Quelques cellules contiennent uniquement de l’air, par exemple les cellules de la vieille moelle du sureau ; d’autres sont gonflées d’un liquide à peine différent de l’eau pure. Il y en a qui renferment des vernis résineux (le pin), des gommes (le cerisier), des jus acerbes (le raisin vert), d’âcres laitages (le figuier), des sirops doux comme miel (la canne à sucre), des poudres farineuses (la pomme de terre), des aromates (l’écorce d’orange), des gouttelettes d’huile (la noix, l’olive), des poisons atroces (certains champignons), des granules verts (toutes les feuilles), des matières colorantes rouges, bleues, jaunes (les fleurs). On en trouve encore avec des cristaux, ici d’une excessive finesse et groupés en paquets d’aiguilles, là en tablettes confusément empilées, ailleurs amassés en miroitante tête de chou-fleur.

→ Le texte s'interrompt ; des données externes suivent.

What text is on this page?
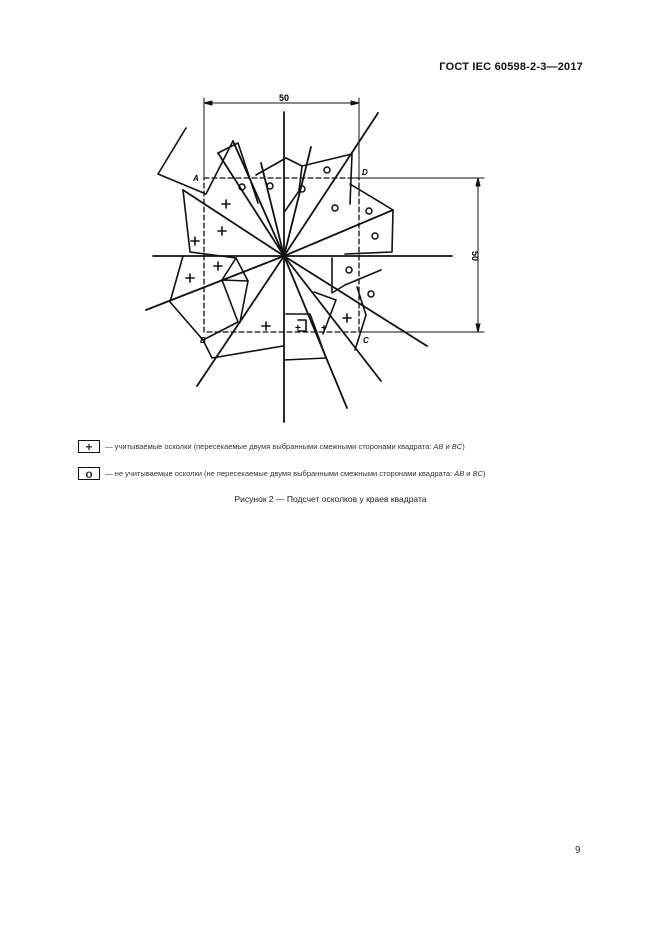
ГОСТ IEC 60598-2-3—2017
+ +
50
50
A
D
B	C
+ — учитываемые осколки (пересекаемые двумя выбранными смежными сторонами квадрата: AB и BC)
o — не учитываемые осколки (не пересекаемые двумя выбранными смежными сторонами квадрата: AB и BC)
Рисунок 2 — Подсчет осколков у краев квадрата
9
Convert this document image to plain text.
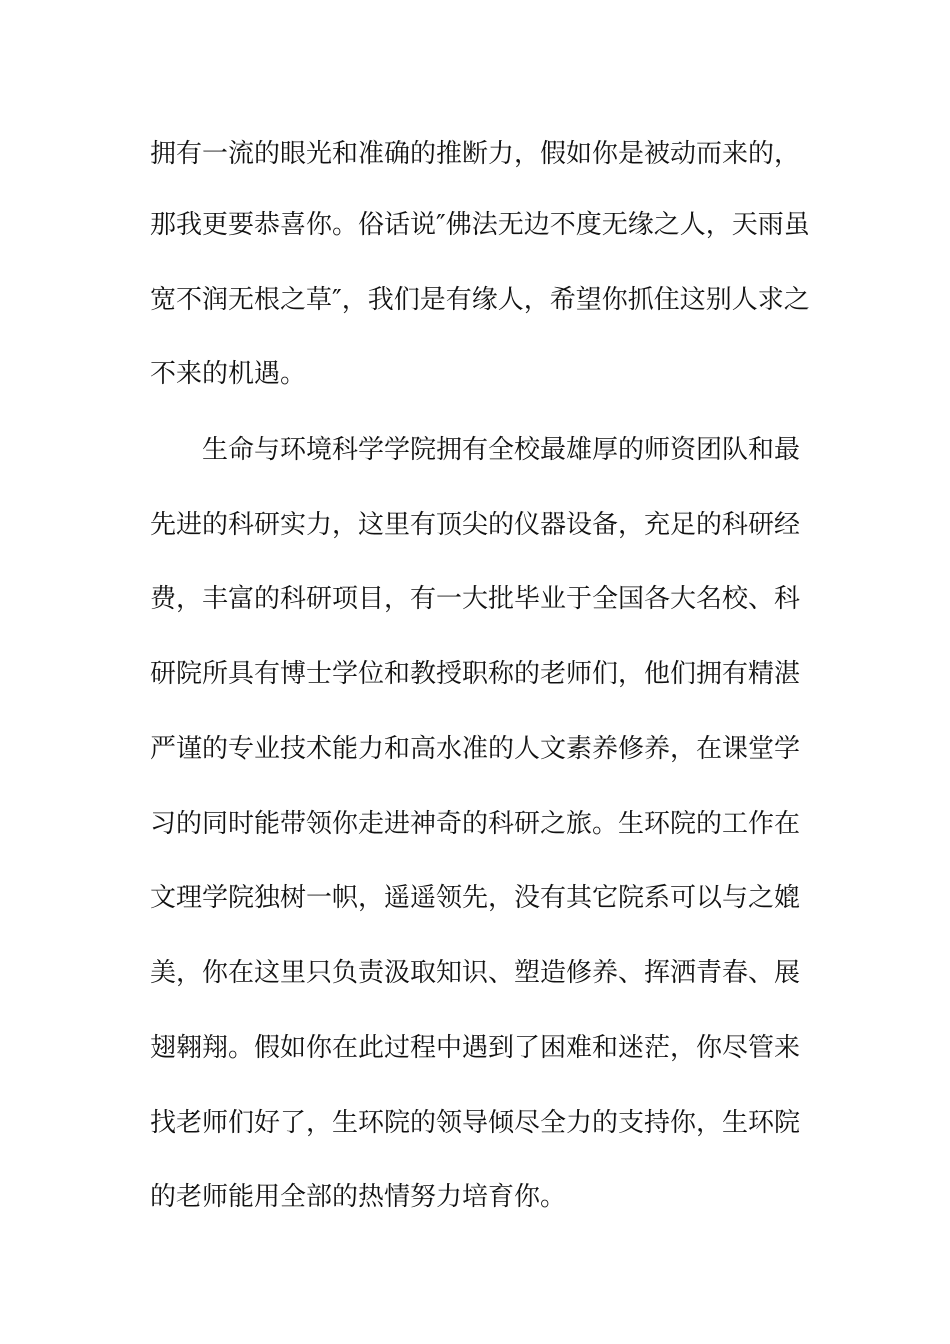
拥有一流的眼光和准确的推断力，假如你是被动而来的，
那我更要恭喜你。俗话说″佛法无边不度无缘之人，天雨虽
宽不润无根之草″，我们是有缘人，希望你抓住这别人求之
不来的机遇。
生命与环境科学学院拥有全校最雄厚的师资团队和最
先进的科研实力，这里有顶尖的仪器设备，充足的科研经
费，丰富的科研项目，有一大批毕业于全国各大名校、科
研院所具有博士学位和教授职称的老师们，他们拥有精湛
严谨的专业技术能力和高水准的人文素养修养，在课堂学
习的同时能带领你走进神奇的科研之旅。生环院的工作在
文理学院独树一帜，遥遥领先，没有其它院系可以与之媲
美，你在这里只负责汲取知识、塑造修养、挥洒青春、展
翅翱翔。假如你在此过程中遇到了困难和迷茫，你尽管来
找老师们好了，生环院的领导倾尽全力的支持你，生环院
的老师能用全部的热情努力培育你。
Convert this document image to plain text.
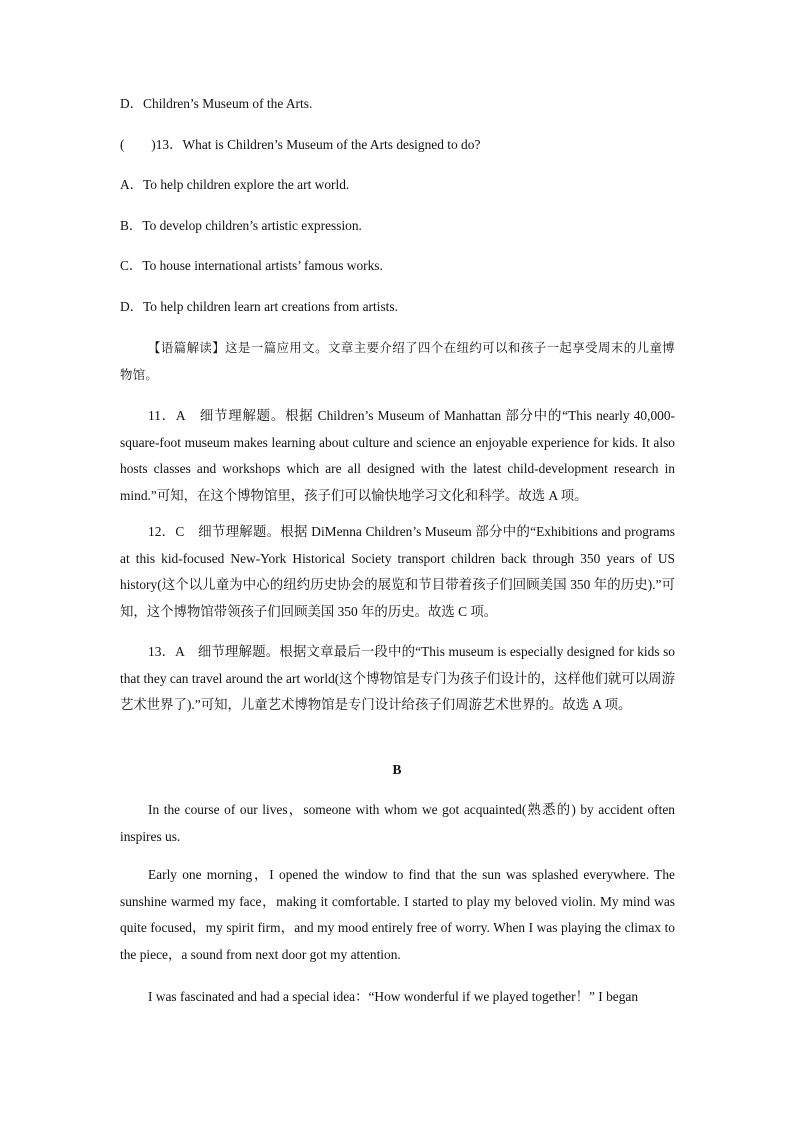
D．Children’s Museum of the Arts.
(　　)13．What is Children’s Museum of the Arts designed to do?
A．To help children explore the art world.
B．To develop children’s artistic expression.
C．To house international artists’ famous works.
D．To help children learn art creations from artists.
【语篇解读】这是一篇应用文。文章主要介绍了四个在纽约可以和孩子一起享受周末的儿童博物馆。
11．A　细节理解题。根据 Children’s Museum of Manhattan 部分中的“This nearly 40,000-square-foot museum makes learning about culture and science an enjoyable experience for kids. It also hosts classes and workshops which are all designed with the latest child-development research in mind.”可知，在这个博物馆里，孩子们可以愉快地学习文化和科学。故选 A 项。
12．C　细节理解题。根据 DiMenna Children’s Museum 部分中的“Exhibitions and programs at this kid-focused New-York Historical Society transport children back through 350 years of US history(这个以儿童为中心的纽约历史协会的展览和节目带着孩子们回顾美国 350 年的历史).”可知，这个博物馆带领孩子们回顾美国 350 年的历史。故选 C 项。
13．A　细节理解题。根据文章最后一段中的“This museum is especially designed for kids so that they can travel around the art world(这个博物馆是专门为孩子们设计的，这样他们就可以周游艺术世界了).”可知，儿童艺术博物馆是专门设计给孩子们周游艺术世界的。故选 A 项。
B
In the course of our lives，someone with whom we got acquainted(熟悉的) by accident often inspires us.
Early one morning，I opened the window to find that the sun was splashed everywhere. The sunshine warmed my face，making it comfortable. I started to play my beloved violin. My mind was quite focused，my spirit firm，and my mood entirely free of worry. When I was playing the climax to the piece，a sound from next door got my attention.
I was fascinated and had a special idea：“How wonderful if we played together！” I began
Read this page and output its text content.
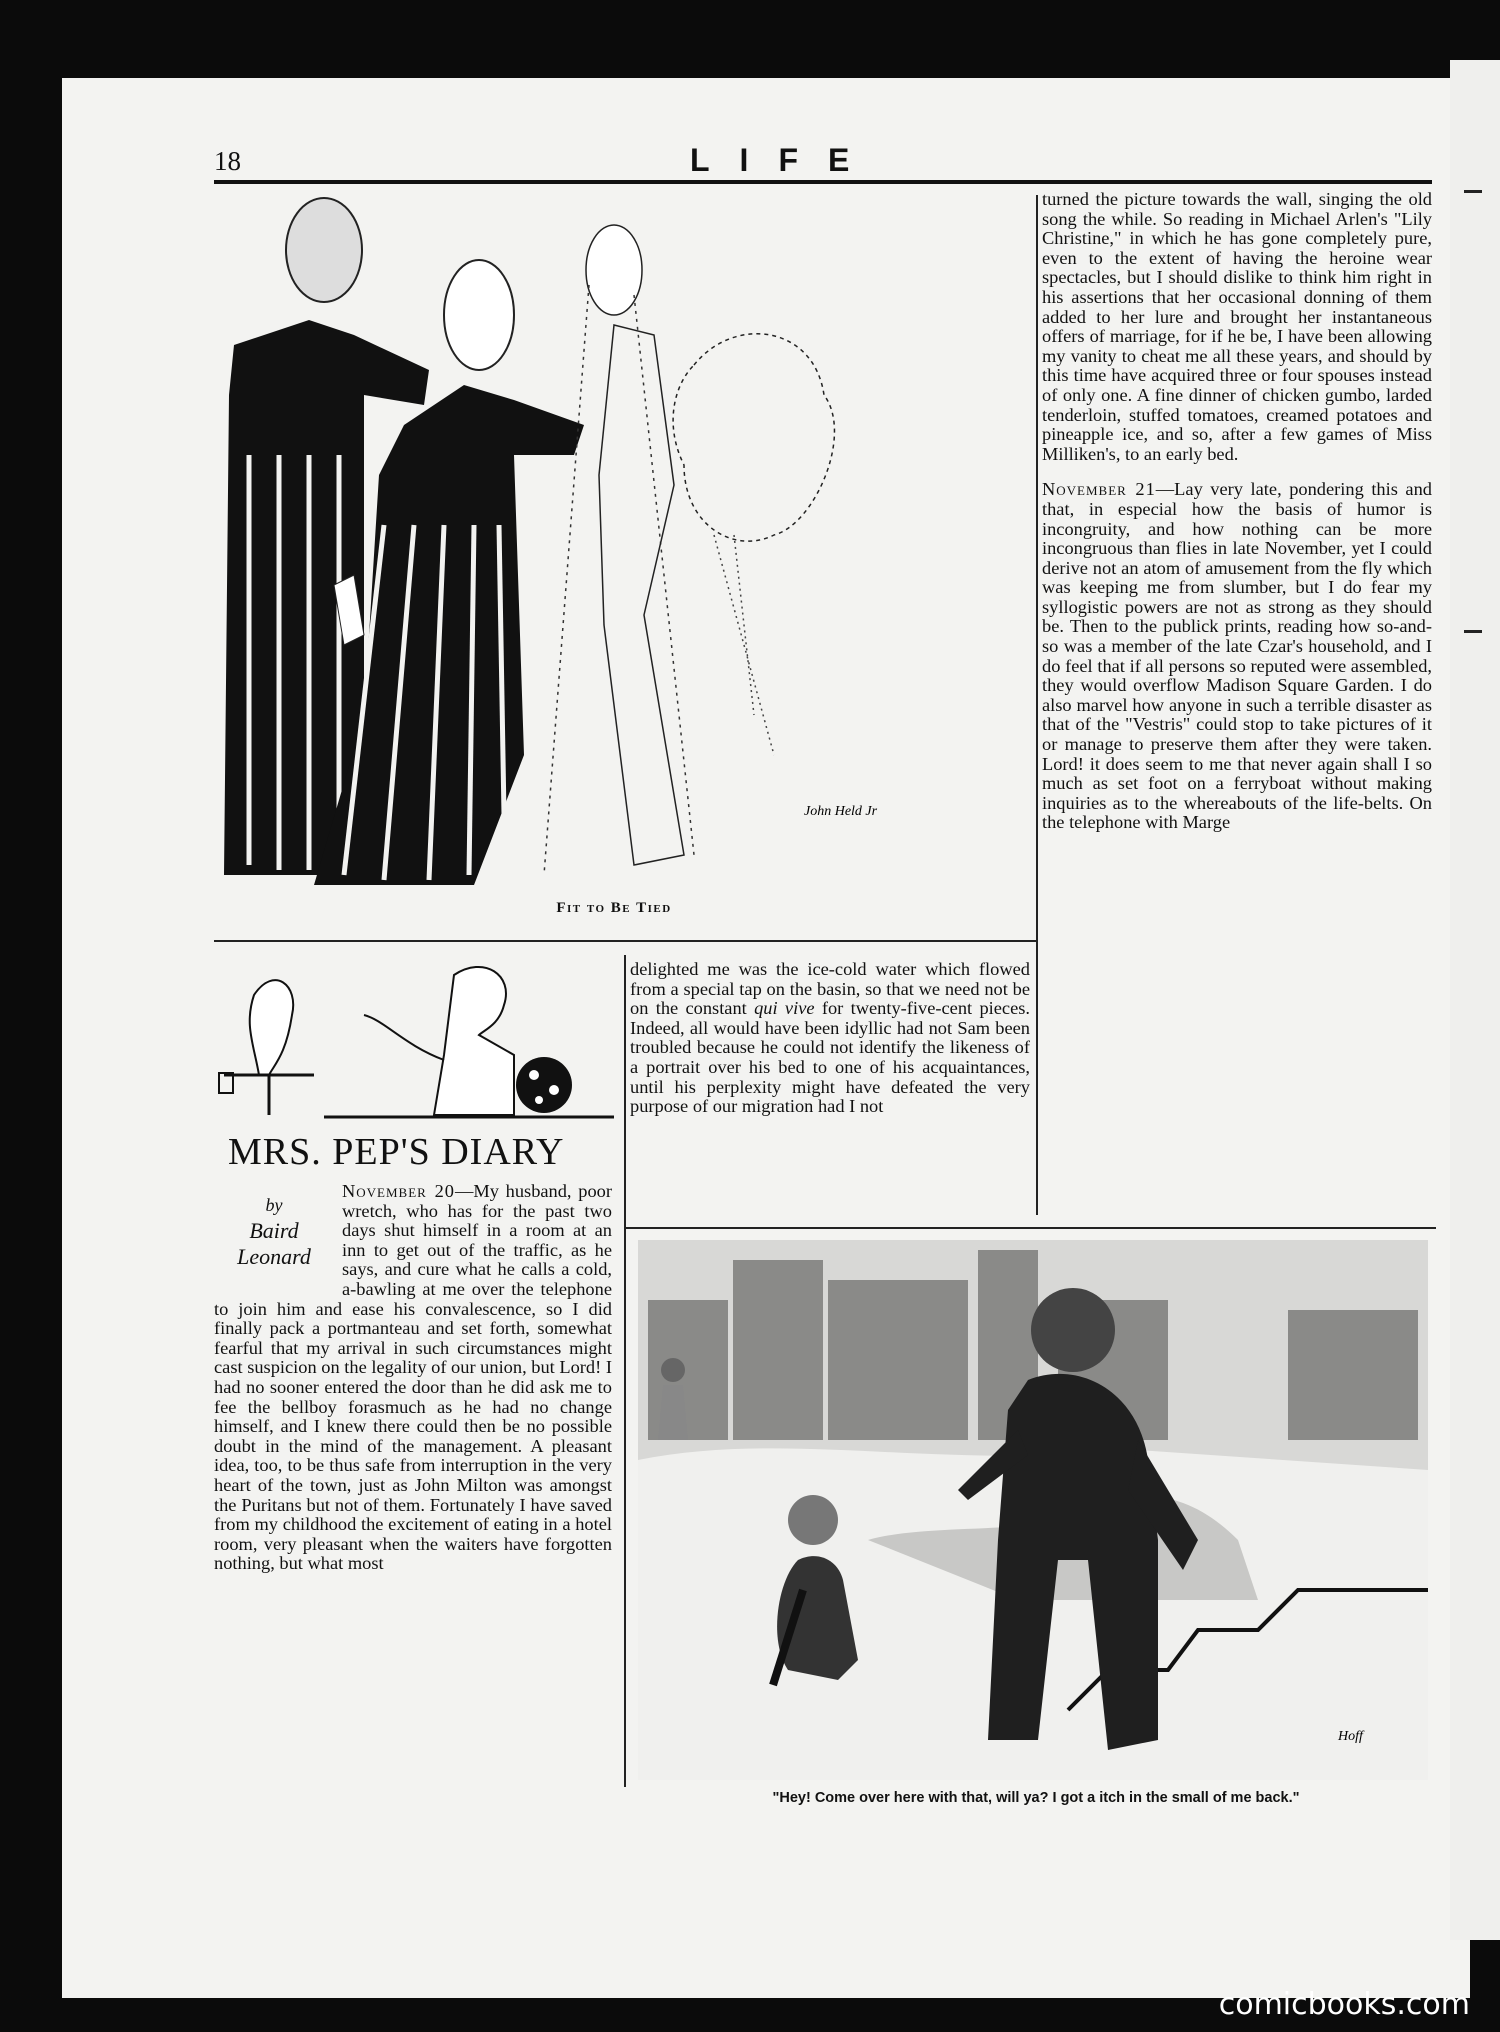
18	LIFE
John Held Jr
Fit to Be Tied
MRS. PEP'S DIARY
by
Baird
Leonard

November 20—My husband, poor wretch, who has for the past two days shut himself in a room at an inn to get out of the traffic, as he says, and cure what he calls a cold, a-bawling at me over the telephone to join him and ease his convalescence, so I did finally pack a portmanteau and set forth, somewhat fearful that my arrival in such circumstances might cast suspicion on the legality of our union, but Lord! I had no sooner entered the door than he did ask me to fee the bellboy forasmuch as he had no change himself, and I knew there could then be no possible doubt in the mind of the management. A pleasant idea, too, to be thus safe from interruption in the very heart of the town, just as John Milton was amongst the Puritans but not of them. Fortunately I have saved from my childhood the excitement of eating in a hotel room, very pleasant when the waiters have forgotten nothing, but what most

delighted me was the ice-cold water which flowed from a special tap on the basin, so that we need not be on the constant qui vive for twenty-five-cent pieces. Indeed, all would have been idyllic had not Sam been troubled because he could not identify the likeness of a portrait over his bed to one of his acquaintances, until his perplexity might have defeated the very purpose of our migration had I not

turned the picture towards the wall, singing the old song the while. So reading in Michael Arlen's "Lily Christine," in which he has gone completely pure, even to the extent of having the heroine wear spectacles, but I should dislike to think him right in his assertions that her occasional donning of them added to her lure and brought her instantaneous offers of marriage, for if he be, I have been allowing my vanity to cheat me all these years, and should by this time have acquired three or four spouses instead of only one. A fine dinner of chicken gumbo, larded tenderloin, stuffed tomatoes, creamed potatoes and pineapple ice, and so, after a few games of Miss Milliken's, to an early bed.

November 21—Lay very late, pondering this and that, in especial how the basis of humor is incongruity, and how nothing can be more incongruous than flies in late November, yet I could derive not an atom of amusement from the fly which was keeping me from slumber, but I do fear my syllogistic powers are not as strong as they should be. Then to the publick prints, reading how so-and-so was a member of the late Czar's household, and I do feel that if all persons so reputed were assembled, they would overflow Madison Square Garden. I do also marvel how anyone in such a terrible disaster as that of the "Vestris" could stop to take pictures of it or manage to preserve them after they were taken. Lord! it does seem to me that never again shall I so much as set foot on a ferryboat without making inquiries as to the whereabouts of the life-belts. On the telephone with Marge

Hoff
"Hey! Come over here with that, will ya? I got a itch in the small of me back."
comicbooks.com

Tous ces matériaux, si divers de composition, d’aspect, de propriétés, n’arrivent pas du dehors déjà préparés. Ils se forment dans les cellules avec la séve qui suinte à travers la membrane du sac. Sucre, acide, résine, huile, essence, gomme, farine, poison, tout provient du merveilleux liquide travaillé dans l’incomparable laboratoire de la cellule.


Fig. 19. a, Cellules dont quatre contiennent des faisceaux de cristaux ou aiguilles nommés raphides ; b, Raphides isolés ; c, La cellule centrale contient un amas de cristaux en tablettes.

Or, de tous les matériaux élaborés dans les poches cellulaires, le plus remarquable est la fécule. Vous connaissez l’amidon, cette belle matière blanche avec laquelle se fait l’empois, qui sert à donner de la consistance au linge. L’amidon est de la fécule pure, de la fécule extraite par l’industrie du grain des céréales. Cette substance est amassée en nombreux petits grains dans les cellules d’une foule de plantes, tantôt dans les racines, les tubercules, tantôt dans les fruits, les semences. Elle est notamment abondante dans la pomme de terre. Pour l’extraire, il suffit de déchirer les cellules qui la contiennent, et de séparer après les grains de fécule ainsi mis en liberté. Avec cet effet, la pomme de terre est réduite en pulpe avec une râpe. On dispose cette pulpe sur un linge au-dessus d’un grand verre et l’on arrose avec un filet d’eau tout en remuant. Les grains sortis des cellules déchirées sont entraînés par l’eau à travers les mailles du linge ; la pulpe, trop grossière, reste sur le filtre. Vous avez maintenant un plein verre d’eau trouble. Mais regardez au grand jour. Une foule de points d’un blanc satiné descendent comme neige et se déposent au fond. Dans quelques instants, le dépôt est opéré. Vous pouvez alors jeter l’eau, et il vous reste une matière pulvérulente,
Fig. 20. Fécule de la pomme de terre ; B, Grain de fécule isolé ; C, Cellule remplie de grains.
d’un beau blanc ; c’est la fécule.

Les grains de fécule sont d’une excessive finesse. Les plus volumineux sont ceux de la pomme de terre. Il en faudrait cent cinquante environ pour remplir un millimètre cube. Ceux du blé sont bien moindres : dix mille suffiraient à peine pour faire un millimètre cube. Ceux du maïs devraient être au nombre de soixante-quatre mille pour occuper le même espace ; ceux de la graine de betterave au nombre de dix millions. Cependant ces grains si menus sont fort compliqués. Chacun débute par un point autour duquel un feuillet de matière se dépose, puis un second, un troisième, un quatrième, indéfiniment ; de sorte que le grain parvenu à maturité se compose d’une suite de sacs emboîtés l’un dans l’autre.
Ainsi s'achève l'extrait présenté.